IO Interactive:

IO (www.ioi.dk) is the place where my life and CG had crossed paths again.
I left CG while it was the primitive form of the artistic empire it became later.
To me it felt like a bottle-neck and for six years I did not touch a computer.
IO took me in as a trainee. At the time I was cleaning streets in Copenhagen.
I started out doing some 3D for Freedom Fighters, a game published with EA.
I worked all in all 3 years in IO, shifting at a point from level design to the art department.
In 2005 I left to travel the world. Since then I wondered through the offices of IO for some quick work and was always treated like it was my home and natural habitat.

The projects:

Freedom Fighters, was my 1st touch with game production. I started doing the simplest of 3D background art for all levels and later, when my 3D skills became trustable enough, moved into level design on Governor's Island with 2 of my colleagues.
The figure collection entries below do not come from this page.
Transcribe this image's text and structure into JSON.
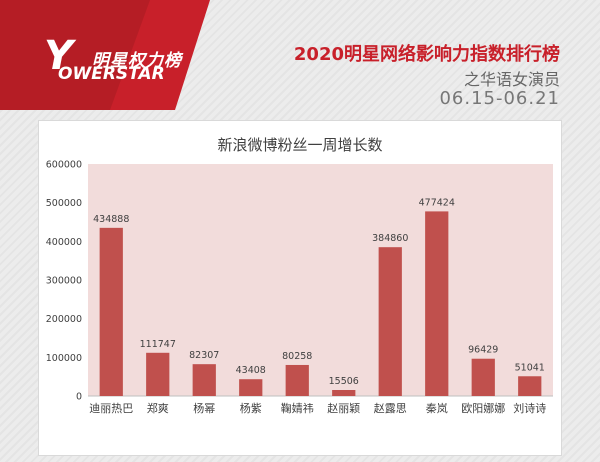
{
  "header": {
    "logo_cn": "明星权力榜",
    "logo_en": "OWERSTAR",
    "logo_y": "Y",
    "title": "2020明星网络影响力指数排行榜",
    "subtitle": "之华语女演员",
    "date_range": "06.15-06.21"
  },
  "colors": {
    "brand_red": "#c8202a",
    "bar": "#c0504d",
    "plot_bg": "#f2dcdb"
  },
  "chart_data": {
    "type": "bar",
    "title": "新浪微博粉丝一周增长数",
    "categories": [
      "迪丽热巴",
      "郑爽",
      "杨幂",
      "杨紫",
      "鞠婧祎",
      "赵丽颖",
      "赵露思",
      "秦岚",
      "欧阳娜娜",
      "刘诗诗"
    ],
    "values": [
      434888,
      111747,
      82307,
      43408,
      80258,
      15506,
      384860,
      477424,
      96429,
      51041
    ],
    "ylim": [
      0,
      600000
    ],
    "yticks": [
      "0",
      "100000",
      "200000",
      "300000",
      "400000",
      "500000",
      "600000"
    ],
    "xlabel": "",
    "ylabel": "",
    "grid": false,
    "legend": "none"
  }
}
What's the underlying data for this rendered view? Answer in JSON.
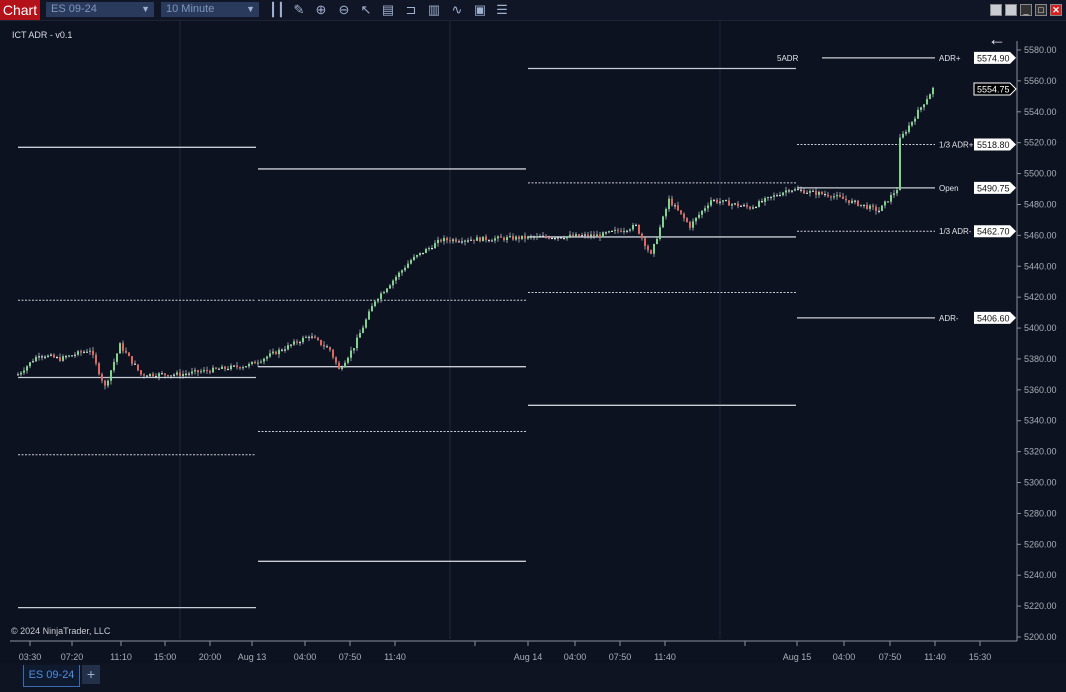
{
  "toolbar": {
    "chart_button": "Chart",
    "instrument": "ES 09-24",
    "interval": "10 Minute",
    "icons": [
      "bar-type-icon",
      "pencil-icon",
      "zoom-in-icon",
      "zoom-out-icon",
      "pointer-icon",
      "data-box-icon",
      "properties-icon",
      "indicators-icon",
      "strategies-icon",
      "templates-icon",
      "list-icon"
    ],
    "window_buttons": [
      "tile-icon",
      "tile-icon",
      "minimize-icon",
      "maximize-icon",
      "close-icon"
    ]
  },
  "indicator_label": "ICT ADR - v0.1",
  "copyright": "© 2024 NinjaTrader, LLC",
  "bottom_tabs": {
    "active": "ES 09-24",
    "add": "+"
  },
  "colors": {
    "background": "#0d1220",
    "up": "#7fd38a",
    "down": "#e0675f",
    "level": "#c8ccd4",
    "close_button": "#d42020",
    "chart_button": "#b3121b"
  },
  "chart_data": {
    "type": "candlestick",
    "ylim": [
      5200,
      5580
    ],
    "y_ticks": [
      "5580.00",
      "5560.00",
      "5540.00",
      "5520.00",
      "5500.00",
      "5480.00",
      "5460.00",
      "5440.00",
      "5420.00",
      "5400.00",
      "5380.00",
      "5360.00",
      "5340.00",
      "5320.00",
      "5300.00",
      "5280.00",
      "5260.00",
      "5240.00",
      "5220.00",
      "5200.00"
    ],
    "x_ticks": [
      "03:30",
      "07:20",
      "11:10",
      "15:00",
      "20:00",
      "Aug 13",
      "04:00",
      "07:50",
      "11:40",
      "Aug 14",
      "04:00",
      "07:50",
      "11:40",
      "Aug 15",
      "04:00",
      "07:50",
      "11:40",
      "15:30"
    ],
    "current_price": "5554.75",
    "sessions": [
      {
        "levels": [
          {
            "price": 5517,
            "style": "solid"
          },
          {
            "price": 5418,
            "style": "dashed"
          },
          {
            "price": 5368,
            "style": "solid"
          },
          {
            "price": 5318,
            "style": "dashed"
          },
          {
            "price": 5219,
            "style": "solid"
          }
        ]
      },
      {
        "levels": [
          {
            "price": 5503,
            "style": "solid"
          },
          {
            "price": 5418,
            "style": "dashed"
          },
          {
            "price": 5375,
            "style": "solid"
          },
          {
            "price": 5333,
            "style": "dashed"
          },
          {
            "price": 5249,
            "style": "solid"
          }
        ]
      },
      {
        "levels": [
          {
            "price": 5568,
            "style": "solid"
          },
          {
            "price": 5494,
            "style": "dashed"
          },
          {
            "price": 5459,
            "style": "solid"
          },
          {
            "price": 5423,
            "style": "dashed"
          },
          {
            "price": 5350,
            "style": "solid"
          }
        ]
      },
      {
        "levels": [
          {
            "price": 5574.9,
            "style": "solid",
            "label": "ADR+",
            "left_label": "5ADR",
            "tag": "5574.90"
          },
          {
            "price": 5518.8,
            "style": "dashed",
            "label": "1/3 ADR+",
            "tag": "5518.80"
          },
          {
            "price": 5490.75,
            "style": "solid",
            "label": "Open",
            "tag": "5490.75"
          },
          {
            "price": 5462.7,
            "style": "dashed",
            "label": "1/3 ADR-",
            "tag": "5462.70"
          },
          {
            "price": 5406.6,
            "style": "solid",
            "label": "ADR-",
            "tag": "5406.60"
          }
        ]
      }
    ],
    "price_path": [
      [
        0,
        5370
      ],
      [
        7,
        5383
      ],
      [
        14,
        5380
      ],
      [
        24,
        5386
      ],
      [
        29,
        5362
      ],
      [
        34,
        5389
      ],
      [
        41,
        5370
      ],
      [
        54,
        5370
      ],
      [
        77,
        5376
      ],
      [
        91,
        5389
      ],
      [
        97,
        5395
      ],
      [
        104,
        5386
      ],
      [
        107,
        5373
      ],
      [
        112,
        5388
      ],
      [
        119,
        5418
      ],
      [
        131,
        5444
      ],
      [
        141,
        5457
      ],
      [
        161,
        5458
      ],
      [
        194,
        5460
      ],
      [
        206,
        5466
      ],
      [
        211,
        5447
      ],
      [
        217,
        5483
      ],
      [
        224,
        5466
      ],
      [
        231,
        5483
      ],
      [
        244,
        5478
      ],
      [
        257,
        5490
      ],
      [
        271,
        5486
      ],
      [
        287,
        5476
      ],
      [
        293,
        5490
      ],
      [
        294,
        5522
      ],
      [
        305,
        5555
      ]
    ]
  }
}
Hitman Contracts was a speed product, designed from start as a painkiller to Eidos's agonizing deterioration in stocks. It was, in my opinion, a very polished, professional act of game manufacturing with a timeline of 8 months, and the process completely controlled from day zero to the last.
My role, however, was the least satisfying: I was given props to make. This mechanical job should never be assigned to any CG worker, as blue collar as they be, unless they ask for it. It should be trainee work en route to more sophisticated roles in the pipeline.
By the end of that project, however, I was insistent on moving into art and IO started up their art department, under Rasmus Kjaer and later with Martin Guldbaek. Our 1st job was Project M that turned later into Kane & Lynch.
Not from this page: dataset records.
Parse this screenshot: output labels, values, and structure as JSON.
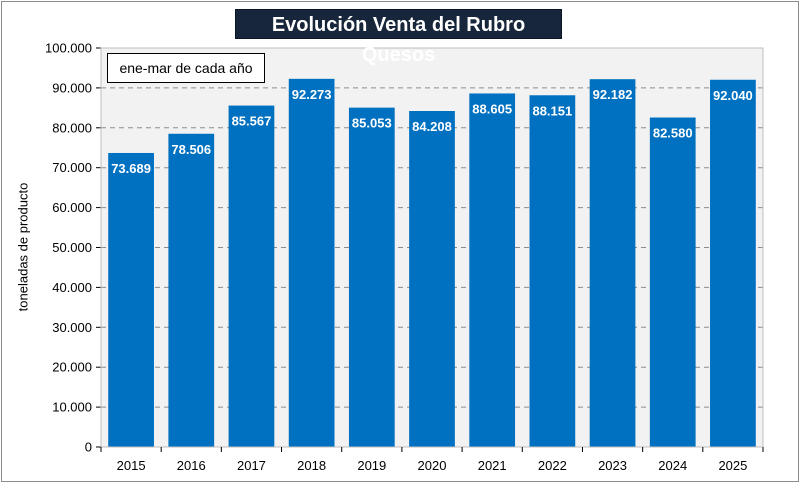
{
  "chart_data": {
    "type": "bar",
    "title": "Evolución Venta del Rubro Quesos",
    "annotation": "ene-mar de cada año",
    "xlabel": "",
    "ylabel": "toneladas de producto",
    "categories": [
      "2015",
      "2016",
      "2017",
      "2018",
      "2019",
      "2020",
      "2021",
      "2022",
      "2023",
      "2024",
      "2025"
    ],
    "values": [
      73689,
      78506,
      85567,
      92273,
      85053,
      84208,
      88605,
      88151,
      92182,
      82580,
      92040
    ],
    "value_labels": [
      "73.689",
      "78.506",
      "85.567",
      "92.273",
      "85.053",
      "84.208",
      "88.605",
      "88.151",
      "92.182",
      "82.580",
      "92.040"
    ],
    "ylim": [
      0,
      100000
    ],
    "yticks": [
      0,
      10000,
      20000,
      30000,
      40000,
      50000,
      60000,
      70000,
      80000,
      90000,
      100000
    ],
    "ytick_labels": [
      "0",
      "10.000",
      "20.000",
      "30.000",
      "40.000",
      "50.000",
      "60.000",
      "70.000",
      "80.000",
      "90.000",
      "100.000"
    ],
    "grid": true,
    "bar_color": "#0070c0",
    "plot_background": "#f2f2f2"
  }
}
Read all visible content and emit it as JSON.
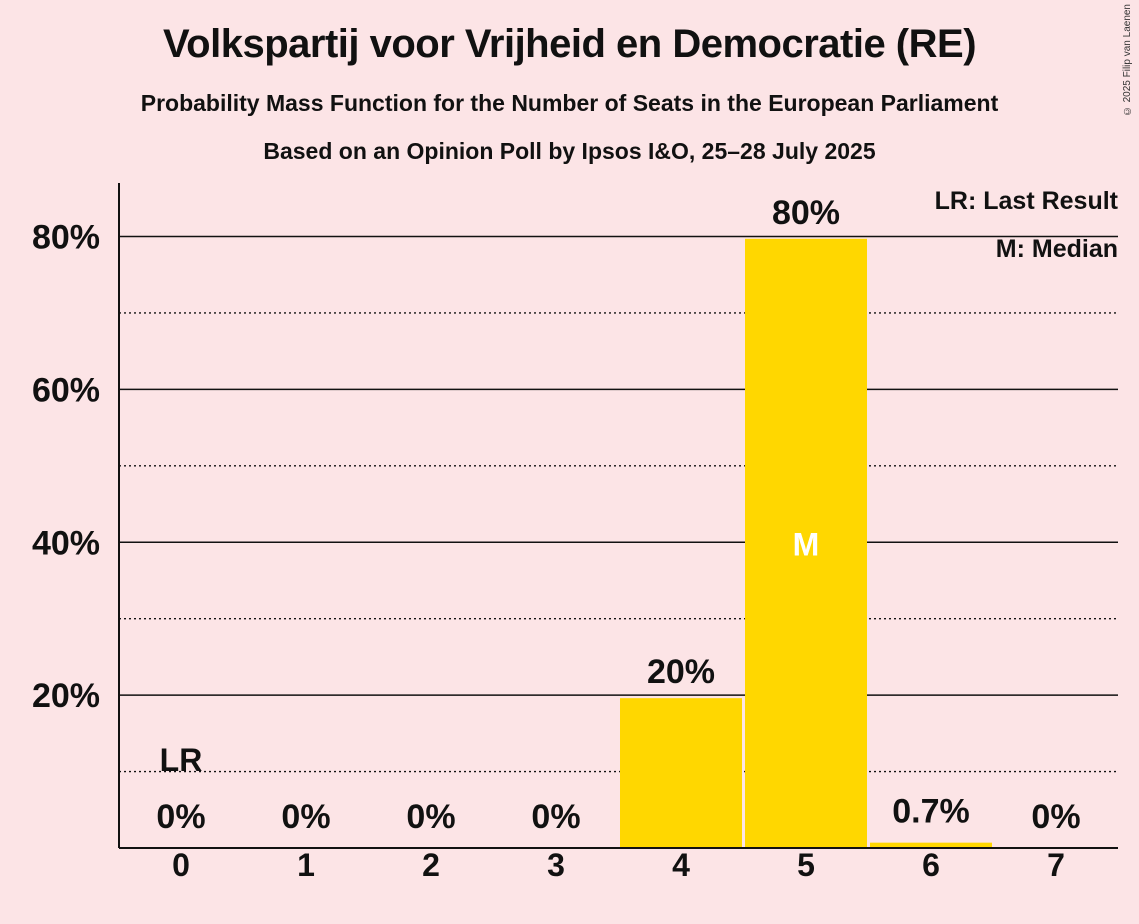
{
  "title": "Volkspartij voor Vrijheid en Democratie (RE)",
  "subtitle": "Probability Mass Function for the Number of Seats in the European Parliament",
  "subtitle2": "Based on an Opinion Poll by Ipsos I&O, 25–28 July 2025",
  "copyright": "© 2025 Filip van Laenen",
  "legend": {
    "last_result": "LR: Last Result",
    "median": "M: Median"
  },
  "colors": {
    "background": "#fce4e6",
    "bar": "#ffd700",
    "axis": "#111111"
  },
  "chart_data": {
    "type": "bar",
    "categories": [
      "0",
      "1",
      "2",
      "3",
      "4",
      "5",
      "6",
      "7"
    ],
    "values": [
      0,
      0,
      0,
      0,
      19.6,
      79.7,
      0.7,
      0
    ],
    "data_labels": [
      "0%",
      "0%",
      "0%",
      "0%",
      "20%",
      "80%",
      "0.7%",
      "0%"
    ],
    "ylim": [
      0,
      87
    ],
    "yticks": [
      {
        "value": 20,
        "label": "20%"
      },
      {
        "value": 40,
        "label": "40%"
      },
      {
        "value": 60,
        "label": "60%"
      },
      {
        "value": 80,
        "label": "80%"
      }
    ],
    "minor_gridlines": [
      10,
      30,
      50,
      70
    ],
    "last_result_index": 0,
    "last_result_label": "LR",
    "median_index": 5,
    "median_label": "M",
    "grid": true,
    "legend_position": "top-right"
  }
}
Kane & Lynch started very differently from how it ended up. It had quite a few shifts
In character until it settled down where it did.
I did some general art for this project as an IO Interactive employee in Copenhagen,
Depicting environments, atmosphere, characters and storyboarded some scenarios. Some went into the game- some didn't.
As usually was the case with IOI, I was given great freedom with my art and ideas to offer the level designers and art director whatever came into my mind and had visual form.

ChimpKing was a 4-month long project designed to form a look for a game pitch contracted by IO Interactive.
the base wish expressed by the creative head of the group- Janos - was to "make a game with chimps" and work went from there on, covering all ranges of design and concept in the way I thought might best describe such a game.
I started with some quick chimp sketches while studying chimp behavior, societies, environments and most than all- look & movement.
From there I quickly spread my work onto other species and inter-species interactions, then environments, colors and scenarios.
Styling went toward cartoonish and when we reached the point of 3D we contacted Yuval Nathan who helped with everything:
improving on design, modeling, rigging, shading, animation, story and overall concept.
The culmination of the project was a 3D short which demanded another one be made to proceed and tell a short story that would give the feel of the game. We had that on the way and then economic depression struck. It was stopped at animatic stage.

TV commercials:

Storyboarding on a big scale was something I started with when coming back to Israel from my year's travel. I started freelancing as a storyboarder and occasionally doing concept art for TV. On my customers' list I have
> Phone & cellular companies: Bezeq, Cellcom, Pelefon
> Banks: bank of Israel, bank Hapoalim, bank Igud
> Food & such: Strauss, Shufersal, Nestle, Spring, Tnuva, Yotvata, Telma
And others such as the Kosovo government, Teva, Volvo, AIG and more.